Seismologie und alles über Erdbeben

Zum Jahr der Geowissenschaften haben www.lesestein.de und www.wasistwas.de echte Experten eingeladen, die euch bei verschiednen Aktionen eure Fragen beantworten. Am 12. Juni ging es um Erdbeben. Der Seismologe Dr. Rainer Blum vom Hessischen Landesamt für Umwelt und Geologie war gespannt auf eure Fragen zu Erdbeben und zur Erdbebenforschung.


Drei tolle WAS IST WAS Bücher gab es für die spannensten Fragen.

Und hier kommen eure Fragen:

1. Andreas, 10 Jahre, fragt: Ich habe schon in vielen Ländern, auch in Asien, in der Türkei und in Afrika Urlaub gemacht. Wie soll man sich verhalten, wenn man irgendwo ein Erdbeben miterlebt?

Lieber Andreas,

das Gefährlichste an einem Erdbeben sind zuerst die Erschütterungen, die Häuser beschädigen oder gar zum Einsturz bringen können. Ist man in einem Gebäude, so soll man am besten darin bleiben und sich rasch einen möglichst sicheren Ort dort suchen, unter einem Türsturz, an einer

Innenwand, zur Not unter einem kräftigen Tisch. Die Erschütterungen sind nach längstens einer Minute abgeklungen, dann kann man sich endgültig in Sicherheit bringen. Auf keine Fall darf man Aufzüge benützen und von Fenstern und Außenwänden soll man sich fern halten. Ist man bei einem Beben im Freien, so soll man da auch bleiben, nicht unter Hochspannungsleitungen oder nahe an höheren Gebäuden, von denen Teile herabfallen können.

2. Samira, 7 Jahre: Gibt es in Mainz auch Erdbeben?

Liebe Samira,

wirklich hat es auch in Mainz schon 2 starke Erdbeben gegeben, vor mehr als 1000 Jahren und dann nochmal vor knapp 300 Jahren. Schwächere, für uns ungefährliche Beben kommen immer wieder vor und werden manchmal gefühlt. Aber auch bei den stärksten Beben, die in Mainz passieren können, werden die Häuser, die hier,-im Gegensatz zu ärmeren Ländern,- recht stabil gebaut sind, nicht einstürzen.

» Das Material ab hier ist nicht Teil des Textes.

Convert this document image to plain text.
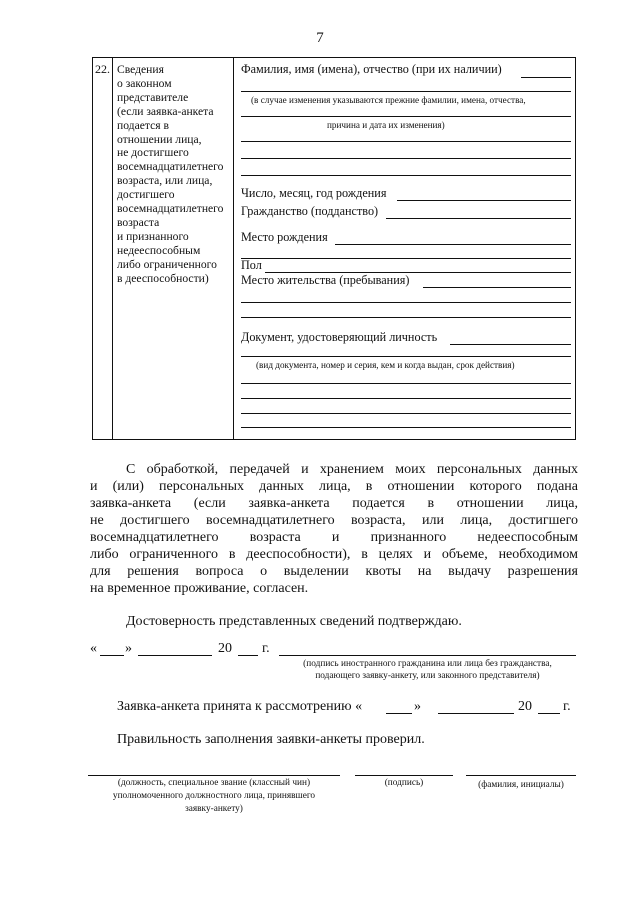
7
22. Сведения
о законном
представителе
(если заявка-анкета
подается в
отношении лица,
не достигшего
восемнадцатилетнего
возраста, или лица,
достигшего
восемнадцатилетнего
возраста
и признанного
недееспособным
либо ограниченного
в дееспособности)
Фамилия, имя (имена), отчество (при их наличии)
(в случае изменения указываются прежние фамилии, имена, отчества,
причина и дата их изменения)
Число, месяц, год рождения
Гражданство (подданство)
Место рождения
Пол
Место жительства (пребывания)
Документ, удостоверяющий личность
(вид документа, номер и серия, кем и когда выдан, срок действия)
С обработкой, передачей и хранением моих персональных данных
и (или) персональных данных лица, в отношении которого подана
заявка-анкета (если заявка-анкета подается в отношении лица,
не достигшего восемнадцатилетнего возраста, или лица, достигшего
восемнадцатилетнего возраста и признанного недееспособным
либо ограниченного в дееспособности), в целях и объеме, необходимом
для решения вопроса о выделении квоты на выдачу разрешения
на временное проживание, согласен.
Достоверность представленных сведений подтверждаю.
« »	20 г.
(подпись иностранного гражданина или лица без гражданства,
подающего заявку-анкету, или законного представителя)
Заявка-анкета принята к рассмотрению «	»	20 г.
Правильность заполнения заявки-анкеты проверил.
(должность, специальное звание (классный чин)
уполномоченного должностного лица, принявшего
заявку-анкету)
(подпись)	(фамилия, инициалы)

3. Laila, 6 Jahre: Warum bebt die Erde überhaupt?

Liebe Laila,

Die verschiedenen Erdteile, wie zum Beispiel Afrika und Europa sind nicht für immer fest, sondern bewegen sich langsam gegeneinander, dabei verhaken sie sich ineinander und wenn sie dann wieder in einem Ruck weiter rutschen, gibt es ein Erdbeben.

4. Marten, 3 Jahre: Warum gehen bei Erdbeben die Häuser kaputt?

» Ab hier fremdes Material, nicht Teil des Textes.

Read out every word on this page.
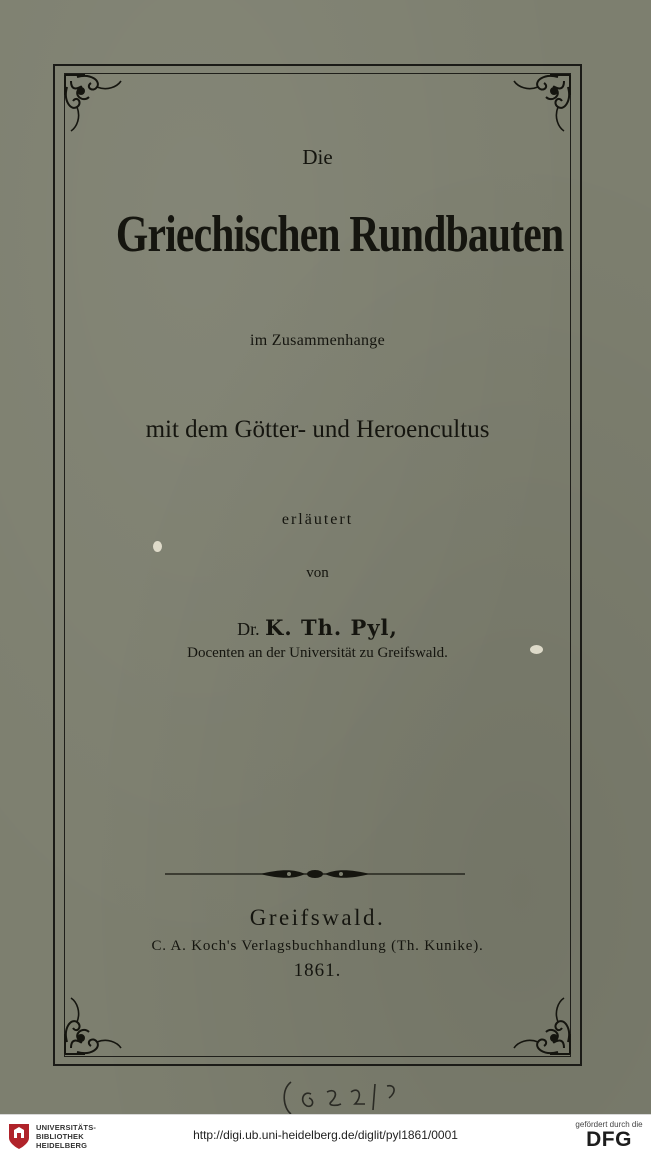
Die
Griechischen Rundbauten
im Zusammenhange
mit dem Götter- und Heroencultus
erläutert
von
Dr. K. Th. Pyl,
Docenten an der Universität zu Greifswald.
Greifswald.
C. A. Koch's Verlagsbuchhandlung (Th. Kunike).
1861.
UNIVERSITÄTS-
BIBLIOTHEK
HEIDELBERG
http://digi.ub.uni-heidelberg.de/diglit/pyl1861/0001
gefördert durch die
DFG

Warum bei einem Erdbeben Häuser einstürzen können, habt Ihr in Eurem Experiment eigentlich prima gezeigt. Durch die Erschütterungen, die vom Erdbebenherd ausgehen und sich nach allen Richtungen ausbreiten, kann ein Haus so stark zum Schwingen gebracht werden, dass die Wände umfallen können. Die Häuser fallen ein, wenn die Erschütterungen zu groß werden,

wie bei Eurem Versuch mit den Bauklötzen.

5. Leon, 4 Jahre: Gab es bei den Rittern auch schon Erdbeben?

Erdbeben hat es auch zu den Zeiten der Ritter schon gegeben, Erdbeben gibt es seit die äußere Erdkruste fest geworden ist, also seit mehreren Milliarden Jahren.

Christian, 9 Jahre aus Weimar stellte uns gleich 9 Fragen:

1. Warum verschieben sich die Erdplatten und Kontinente?

2. Hat es mit dem Weltraum zu tun?

3. Gibt es eine Verbindung von Vulkanausbrüchen und Erdbeben?

4. Was ist Seismologie?

5. Kann man Erdbeben voraussagen und stoppen?

6. Wo kommen die häufigsten und stärksten Erdbeben vor?

7. Gibt es in Deutschland Erdbeben und wo?

8. Wie kann man Erdbeben messen?

9. Was sind Tsunamis?

Lieber Christian,

das sind ja mächtig viele Fragen auf einmal, aber ich will mir Mühe geben.

1. Also die Erdplatten, sie sind so ungefähr 100 km dick und starr, schwimmen auf einer Schicht, die etwas beweglich ist, so dass sich langsam die Platten verschieben können. In dieser beweglichen Schicht unter den Erdplatten, im Erdmantel steigt an manchen Stellen als Folge der großen Hitze im tiefen Erdinnern Material aus der Tiefe auf, wie in einem Kochtopf in dem Brei gekocht wird und es dann auch mächtig blubbert. Wo es an die festen Platten oben anstößt, weicht es nach den Seiten aus und schiebt die Platten weg.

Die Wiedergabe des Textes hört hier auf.